My cutting board is exhausted. After decades of being the workhorse for family meals, celebrations, and holiday dinner preparations, it’s ready to retire. A few cracks are opening up in the rock maple seams. The edges are turning black from too much time drying on a damp drainboard. And the surface, with its thousand tiny cuts, is no longer smooth.
Purchased in Vermont decades ago, the simple 11 by 18 slab of glued-together inch-thick planks has given yeoman service. It was smooth on both sides until I tried to carve out a moat around the rim. That rock maple is pretty tough, but I did finally rout a groove that was, it turned out, too shallow to do any good.
Fortunately, there was a new board under the Christmas tree this year. More appropriately called a block than a board this chunky hunk of wood measured 2 ¼ inches thick and weighed in at 18 pounds. Made by the famous John Boos & Company, it’s a serious kitchen tool. Flat on one side, there’s a deep trench around the edge of the other to trap any carving juices. Finger slots cut into the edges make it easy to pick up.
There’s no need to worry that this weighty block will move, slip, or slide. No matter what the task, it’s more than able to support the work and give a solid feeling of professional poise.
Cutting boards are the unsung heroes of the kitchen, the foundation of any meal. Perhaps, like me, you have a favorite and others that are hardly used. A cook can’t function without a board.
In a commercial kitchen, when a cook comes to work, the first step in setting up is to grab a cutting board. They’re fundamental to the profession.

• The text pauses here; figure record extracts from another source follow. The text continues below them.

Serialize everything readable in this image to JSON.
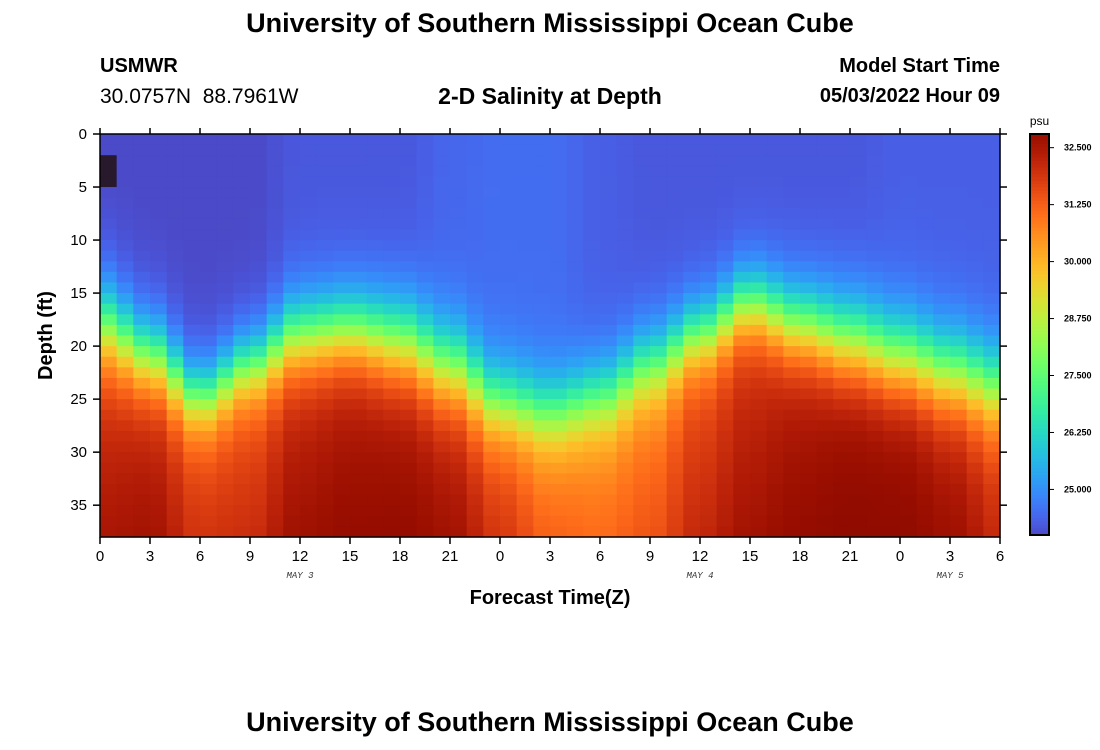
{
  "header": {
    "title": "University of Southern Mississippi Ocean Cube",
    "station": "USMWR",
    "coords": "30.0757N  88.7961W",
    "subtitle": "2-D Salinity at Depth",
    "model_start_label": "Model Start Time",
    "model_start_value": "05/03/2022 Hour 09"
  },
  "footer": {
    "title": "University of Southern Mississippi Ocean Cube"
  },
  "chart_data": {
    "type": "heatmap",
    "xlabel": "Forecast Time(Z)",
    "ylabel": "Depth (ft)",
    "x_tick_labels": [
      "0",
      "3",
      "6",
      "9",
      "12",
      "15",
      "18",
      "21",
      "0",
      "3",
      "6",
      "9",
      "12",
      "15",
      "18",
      "21",
      "0",
      "3",
      "6"
    ],
    "x_range_hours": [
      0,
      54
    ],
    "day_labels": [
      {
        "label": "MAY 3",
        "hour": 12
      },
      {
        "label": "MAY 4",
        "hour": 36
      },
      {
        "label": "MAY 5",
        "hour": 51
      }
    ],
    "y_ticks": [
      0,
      5,
      10,
      15,
      20,
      25,
      30,
      35
    ],
    "ylim": [
      0,
      38
    ],
    "y_inverted": true,
    "colorbar": {
      "unit": "psu",
      "min": 24.0,
      "max": 32.8,
      "tick_values": [
        32.5,
        31.25,
        30.0,
        28.75,
        27.5,
        26.25,
        25.0
      ],
      "tick_labels": [
        "32.500",
        "31.250",
        "30.000",
        "28.750",
        "27.500",
        "26.250",
        "25.000"
      ],
      "colormap": "turbo"
    },
    "profile": {
      "description_hours": [
        0,
        3,
        6,
        9,
        12,
        15,
        18,
        21,
        24,
        27,
        30,
        33,
        36,
        39,
        42,
        45,
        48,
        51,
        54
      ],
      "halocline_depth_ft": [
        18,
        21,
        25,
        22,
        19,
        18.5,
        19.5,
        22,
        25.5,
        26.5,
        25,
        22,
        19,
        16,
        18,
        19.5,
        21,
        22.5,
        24
      ],
      "halocline_thickness_ft": [
        11,
        10,
        9,
        9,
        10,
        10,
        11,
        11,
        10,
        10,
        10,
        10,
        9,
        9,
        10,
        11,
        11,
        11,
        11
      ],
      "surface_salinity_psu": [
        24.0,
        24.0,
        24.0,
        24.0,
        24.2,
        24.2,
        24.2,
        24.4,
        24.5,
        24.5,
        24.3,
        24.2,
        24.2,
        24.2,
        24.2,
        24.2,
        24.3,
        24.3,
        24.3
      ],
      "bottom_salinity_psu": [
        32.0,
        32.2,
        31.6,
        31.6,
        32.2,
        32.4,
        32.5,
        32.3,
        31.6,
        31.0,
        30.8,
        31.0,
        31.6,
        32.0,
        32.4,
        32.7,
        32.7,
        32.4,
        31.8
      ]
    },
    "notes_visible": "Fresh water (blue) near surface, saline water (red) at depth"
  }
}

Cutting boards come in an unexpected range of shapes, sizes, and materials. Some have a special purpose like carving, cutting bar fruit, or presenting cheese, but most are general-purpose every-day tools of the trade.
Wood, of course, is the time-honored material. That’s why the’re called cutting boards. Not all are wood though. Various types of composite and plastic materials are used to make products that are more sanitary, easier to clean, and maybe a little more stylish.
Rock maple, the preferred material for generations, is also known as hard maple or sugar maple. It’s the same tree that is tapped to make maple syrup and produces the luxurious wood that makes curly maple furniture and high-end guitars. You can’t beat a maple cutting board for home use.
John Boos & Company has been making cutting boards and blocks in Effingham, IL for more than 125 years. They come rectangular, square, and round, designed for all types of cutting. Rock maple is the most popular, but walnut and cherry woods are also available. Most are boards glued side to side, but there are also end grain blocks that look like crossword puzzles.
In Dorset, VT the J. K. Adams Company has been handcrafting cutting boards since 1944. They have a wide range of styles from old school to one so up-to-date that it has a slot to hold your smartphone while you work. Adams boards can be personalized with initials, logo, or saying. They also offer a wide range of serving boards and bowls.
Catskill brand cutting boards are manufactured in Stamford, NY, at the headwaters of the Schoharie Creek and the Delaware river. Made from local and sustainable wood, they have a number of designs in end grain wood as well as traditional styles. Catskill cutting boards are available at the Cook’s Nook in Wilton.
Wood cutting boards are a marvel of engineering and craftsmanship. Some rise to the level of artistry. A quick Google search will turn up lots of hits for cutting boards made with exotic woods, one-of-a-kind designs, and with beautiful wood inlay or patterns.
Fast-growing bamboo is a great material for cutting boards. The tough wood resists cutting and is easy to clean. Usually laminated for strength, bamboo boards can be thinner and lighter than hardwood boards. One of my favorite foodie gifts is a bamboo cutting board in the shape of Connecticut. Town names are printed on the board. Greenwich is the handle.
Plastic polyethylene cutting boards are popular, particularly in commercial use. They’re recommended by the National Sanitation Foundation for their impervious, easily cleaned surface. Made in colors so you can restrict use, you can use one color for meat, another for fish, and a third for vegetables to keep cross contamination at a minimum. Practical, they lack the beauty and soul of a natural wood board.
Composite cutting boards, usually thinner and lighter than both wood and polyethylene, are made from phenolic resins and wood fibers. They’re attractive, tough, and stylish, but I prefer something thicker.
At home, the new Boos block and a smaller bamboo board are in everyday use. There’s a small bar board for bar fruit and an old one with a handle that sticks out, good for bread. Pig and piano shapes make great presentations. I know have plenty of cutting boards, but I’ve always got my eye out for just one more.